SH: Throughout this thread, Dagood constantly assumes, without every bothering to document the claim (as usual), that inerrancy commits a Christian to proposing some harmonization, however unlikely, for an apparently discrepancy.
It does nothing of the kind. Given our distance from the events, along with the summary character of the record, I’d expect us to run across a number of obscurities in the record of Scripture which, by the same token, defy a confident reconstruction of events
I’m quite content to leave the obscurities obscure if I lack the supplementary information to fill in the blanks.
DS: Yet to an inerrantist, committed to inerrancy, because it is possible it becomes “reasonable.”
SH: This disregards the basis of one’s commitment. It’s not an arbitrary commitment.
DS: Or the Mormon of the Book of Mormon?
SH: Yet another simple-minded comparison. Unlike the 1C, we know a great deal about the 19C. We know a great deal about Joseph Smith and Brigham Young. About their character and conduct. About their methods and sources.
DS: Or the Christian Scientist on Science and Health with a Key to Scriptures? This will, again, mean many more books are inerrant, and just as Divine as the Bible.
SH: We also know quite a bit about Mary Baker Eddy, such as the fact that—despite the purely “illusory” nature of evil—she had to wear glasses and eventually died of old age.

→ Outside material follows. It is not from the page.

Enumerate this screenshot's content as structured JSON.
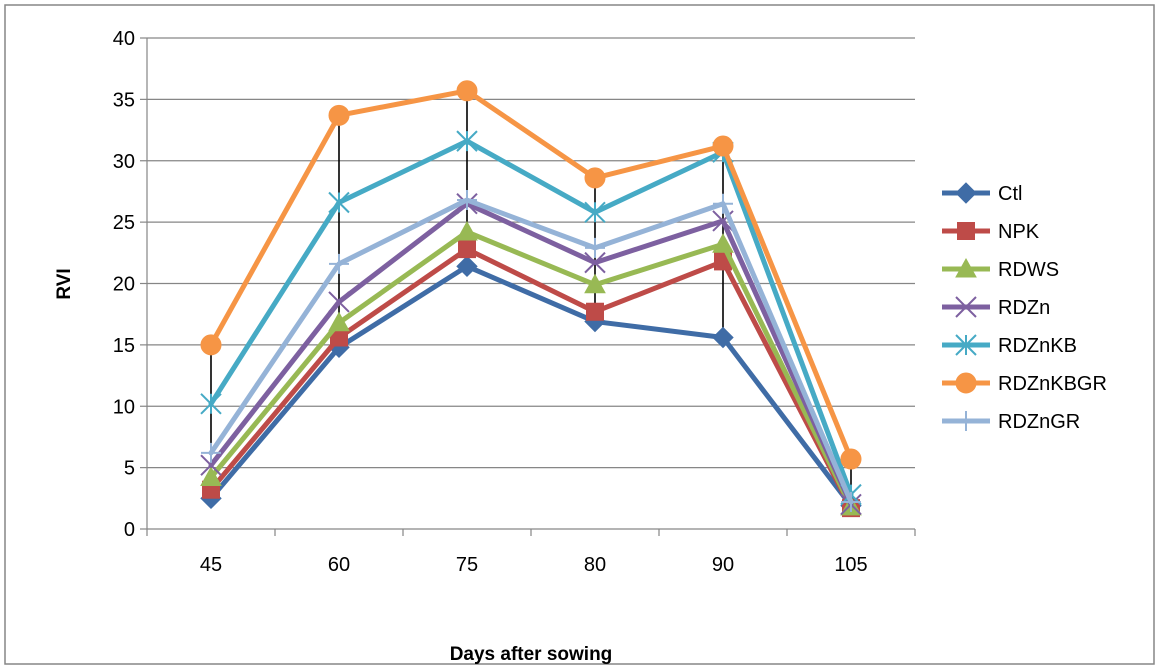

DS: What (sadly) starts to emerge as we discuss this is that other religions are not given the same courtesy as Christians. The methodology (whether stated or not) is that Christians get to decide what is “reasonable” and what is not. If Muslims say their explanations are reasonable, they are ignored—they aren’t Christians. If Mormons say their explanations are reasonable, they are ignored—they aren’t Christians. If an atheist scratches his head, and says, “What? That is not reasonable” they can be ignored—they aren’t Christian.
SH: This statement is either a bald-faced lie or else a tacit admission of pig-ignorance.
The cults and alternative religions are by no means ignored in Christian apologetics. There is, to the contrary, a vast apologetic literature on comparative religion and countercult missiology.
Likewise, it’s balderdash of the purest distillate to claim that atheistic arguments are simply ignored.